First add some sort of declaration of field names that could be obscured
because they are purely internal. (You could actually use runtime obscuring
by using tables as keys, but the VM and the language syntax are both
optimized for string keys.)

    -- Private Fields: _x, _y, _protectMe

Then write a script that sits upstream from the bytecode compiler which
looks for such declarations and replaces all of the uses of those field
names with nonsense.

You will want to be careful that the fields you name aren't part of an API,
but most internals shouldn't be.

You could do this on a larger scale obscuring even method names if you
processed all of your source code as a whole.

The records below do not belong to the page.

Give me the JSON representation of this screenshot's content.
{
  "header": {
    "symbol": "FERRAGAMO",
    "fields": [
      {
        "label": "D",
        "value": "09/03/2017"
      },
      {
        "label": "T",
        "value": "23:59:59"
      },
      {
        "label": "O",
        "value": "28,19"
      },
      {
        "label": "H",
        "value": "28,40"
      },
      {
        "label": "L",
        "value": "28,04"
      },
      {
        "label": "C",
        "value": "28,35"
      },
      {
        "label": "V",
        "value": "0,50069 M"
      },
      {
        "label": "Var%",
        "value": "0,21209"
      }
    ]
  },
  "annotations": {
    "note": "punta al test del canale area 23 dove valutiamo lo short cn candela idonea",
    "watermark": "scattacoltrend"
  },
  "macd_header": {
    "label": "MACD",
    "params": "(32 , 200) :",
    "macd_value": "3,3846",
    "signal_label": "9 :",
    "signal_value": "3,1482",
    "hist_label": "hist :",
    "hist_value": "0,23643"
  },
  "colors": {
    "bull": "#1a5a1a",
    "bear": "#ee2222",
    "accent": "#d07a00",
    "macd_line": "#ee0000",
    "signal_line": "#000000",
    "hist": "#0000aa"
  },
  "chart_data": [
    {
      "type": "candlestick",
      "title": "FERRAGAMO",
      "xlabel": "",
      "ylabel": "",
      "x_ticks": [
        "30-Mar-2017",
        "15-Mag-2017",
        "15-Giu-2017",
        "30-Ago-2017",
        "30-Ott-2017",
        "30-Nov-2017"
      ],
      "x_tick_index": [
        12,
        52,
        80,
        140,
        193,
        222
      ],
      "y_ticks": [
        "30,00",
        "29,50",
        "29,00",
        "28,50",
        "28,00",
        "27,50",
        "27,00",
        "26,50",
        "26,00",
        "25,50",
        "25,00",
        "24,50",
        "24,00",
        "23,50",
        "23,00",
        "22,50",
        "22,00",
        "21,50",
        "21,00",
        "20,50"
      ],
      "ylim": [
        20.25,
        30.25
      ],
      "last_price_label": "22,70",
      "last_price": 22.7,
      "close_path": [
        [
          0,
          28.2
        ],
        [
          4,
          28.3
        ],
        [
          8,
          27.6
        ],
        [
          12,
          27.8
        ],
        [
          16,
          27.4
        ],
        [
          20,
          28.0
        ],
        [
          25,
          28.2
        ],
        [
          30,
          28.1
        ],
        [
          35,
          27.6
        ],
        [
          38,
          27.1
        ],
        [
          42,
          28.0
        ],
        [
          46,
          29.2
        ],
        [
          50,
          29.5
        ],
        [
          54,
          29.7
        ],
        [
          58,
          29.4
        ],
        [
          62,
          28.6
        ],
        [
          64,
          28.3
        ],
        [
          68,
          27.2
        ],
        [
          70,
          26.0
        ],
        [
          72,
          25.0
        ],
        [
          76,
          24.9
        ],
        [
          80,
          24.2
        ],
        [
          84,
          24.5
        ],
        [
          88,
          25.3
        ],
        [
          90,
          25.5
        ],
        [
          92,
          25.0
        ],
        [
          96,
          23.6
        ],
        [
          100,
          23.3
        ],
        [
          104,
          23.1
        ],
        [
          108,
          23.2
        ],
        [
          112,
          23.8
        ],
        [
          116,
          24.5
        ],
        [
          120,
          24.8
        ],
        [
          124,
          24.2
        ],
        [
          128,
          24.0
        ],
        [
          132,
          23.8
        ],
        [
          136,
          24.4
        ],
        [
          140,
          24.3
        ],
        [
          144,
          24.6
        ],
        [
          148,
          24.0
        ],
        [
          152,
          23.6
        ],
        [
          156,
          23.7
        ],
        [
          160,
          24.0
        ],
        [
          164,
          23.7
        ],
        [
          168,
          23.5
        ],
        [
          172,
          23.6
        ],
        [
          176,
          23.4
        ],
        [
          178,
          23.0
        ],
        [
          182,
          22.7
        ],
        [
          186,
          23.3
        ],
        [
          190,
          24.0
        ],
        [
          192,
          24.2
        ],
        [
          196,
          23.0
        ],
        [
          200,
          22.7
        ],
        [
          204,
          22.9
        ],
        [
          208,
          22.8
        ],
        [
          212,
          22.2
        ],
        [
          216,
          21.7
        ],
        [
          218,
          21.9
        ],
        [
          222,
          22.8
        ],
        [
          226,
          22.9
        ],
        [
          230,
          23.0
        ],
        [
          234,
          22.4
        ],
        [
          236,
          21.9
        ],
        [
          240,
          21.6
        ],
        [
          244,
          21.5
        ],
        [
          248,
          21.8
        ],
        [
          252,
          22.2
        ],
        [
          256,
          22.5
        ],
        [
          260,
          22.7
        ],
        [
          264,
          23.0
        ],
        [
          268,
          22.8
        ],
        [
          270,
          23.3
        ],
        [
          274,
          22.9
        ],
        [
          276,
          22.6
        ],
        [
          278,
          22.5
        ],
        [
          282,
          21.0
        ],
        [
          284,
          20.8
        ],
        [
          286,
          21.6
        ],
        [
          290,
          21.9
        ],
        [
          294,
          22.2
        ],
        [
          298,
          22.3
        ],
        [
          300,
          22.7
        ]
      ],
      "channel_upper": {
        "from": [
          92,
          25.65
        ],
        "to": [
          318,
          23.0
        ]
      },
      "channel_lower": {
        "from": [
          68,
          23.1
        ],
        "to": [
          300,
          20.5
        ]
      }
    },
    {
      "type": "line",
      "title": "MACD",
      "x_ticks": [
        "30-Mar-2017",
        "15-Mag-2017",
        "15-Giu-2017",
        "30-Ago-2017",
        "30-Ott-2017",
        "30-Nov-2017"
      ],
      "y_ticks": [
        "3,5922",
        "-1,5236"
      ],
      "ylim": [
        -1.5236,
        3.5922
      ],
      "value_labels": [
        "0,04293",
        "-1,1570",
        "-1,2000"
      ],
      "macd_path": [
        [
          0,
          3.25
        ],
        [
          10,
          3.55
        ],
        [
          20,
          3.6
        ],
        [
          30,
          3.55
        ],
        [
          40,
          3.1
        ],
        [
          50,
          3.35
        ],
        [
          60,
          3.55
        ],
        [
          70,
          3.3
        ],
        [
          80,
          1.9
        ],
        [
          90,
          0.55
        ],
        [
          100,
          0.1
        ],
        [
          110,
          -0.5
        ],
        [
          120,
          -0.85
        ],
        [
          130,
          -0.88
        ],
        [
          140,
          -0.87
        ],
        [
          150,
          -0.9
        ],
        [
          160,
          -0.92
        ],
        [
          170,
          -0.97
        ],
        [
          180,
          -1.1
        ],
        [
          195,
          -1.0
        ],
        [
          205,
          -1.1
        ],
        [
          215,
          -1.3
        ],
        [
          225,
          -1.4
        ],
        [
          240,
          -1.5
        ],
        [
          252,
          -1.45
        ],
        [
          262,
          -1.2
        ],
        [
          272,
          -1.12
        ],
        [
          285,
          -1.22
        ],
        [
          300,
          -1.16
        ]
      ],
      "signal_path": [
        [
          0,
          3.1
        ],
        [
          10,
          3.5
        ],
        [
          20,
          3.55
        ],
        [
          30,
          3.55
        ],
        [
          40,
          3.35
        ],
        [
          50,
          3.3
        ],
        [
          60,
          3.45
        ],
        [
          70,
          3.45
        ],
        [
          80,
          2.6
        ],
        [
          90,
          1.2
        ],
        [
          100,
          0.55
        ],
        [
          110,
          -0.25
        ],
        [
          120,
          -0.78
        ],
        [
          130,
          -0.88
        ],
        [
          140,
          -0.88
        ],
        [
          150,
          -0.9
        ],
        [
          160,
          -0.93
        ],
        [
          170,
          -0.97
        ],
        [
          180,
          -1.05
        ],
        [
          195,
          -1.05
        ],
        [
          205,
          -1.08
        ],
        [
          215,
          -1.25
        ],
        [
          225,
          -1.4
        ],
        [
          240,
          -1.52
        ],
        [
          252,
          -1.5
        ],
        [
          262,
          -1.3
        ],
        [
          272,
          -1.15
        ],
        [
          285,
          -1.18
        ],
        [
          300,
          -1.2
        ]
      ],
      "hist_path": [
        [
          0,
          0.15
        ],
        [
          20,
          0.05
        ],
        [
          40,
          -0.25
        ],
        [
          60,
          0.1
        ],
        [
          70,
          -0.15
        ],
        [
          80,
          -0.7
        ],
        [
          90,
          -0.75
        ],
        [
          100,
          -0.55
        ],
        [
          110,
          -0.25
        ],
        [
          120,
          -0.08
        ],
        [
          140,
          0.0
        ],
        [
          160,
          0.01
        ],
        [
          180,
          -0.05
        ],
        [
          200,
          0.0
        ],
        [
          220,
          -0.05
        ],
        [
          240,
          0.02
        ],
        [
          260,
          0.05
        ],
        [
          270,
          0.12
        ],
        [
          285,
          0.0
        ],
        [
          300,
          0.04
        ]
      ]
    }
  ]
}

The thing you have to be
careful of is identifying which names are truly obscurable because you can
find all of their uses and only their uses.

Mark

on 4/29/06 5:14 AM, Shmuel Zeigerman at shmuz@actcom.co.il wrote:

> David Given wrote:
> 
>> Shmuel Zeigerman wrote:
>> [...]
>>>  a1 = {  ["a2"] = 1, [1] = "a2",
>>>      ["a3"] = 2, [2] = "a3",  }
>> 
>> ...and the program has now told the user: "You have a3 emails waiting for
>> collection." Those field names aren't arbitrary, they're actual *data*.
> 
> Thanks for the good examples.
> The conclusion may be like this:
> There are names that are arbitrary, and names that are not. The first
> ones can be obfuscated, the second - cannot.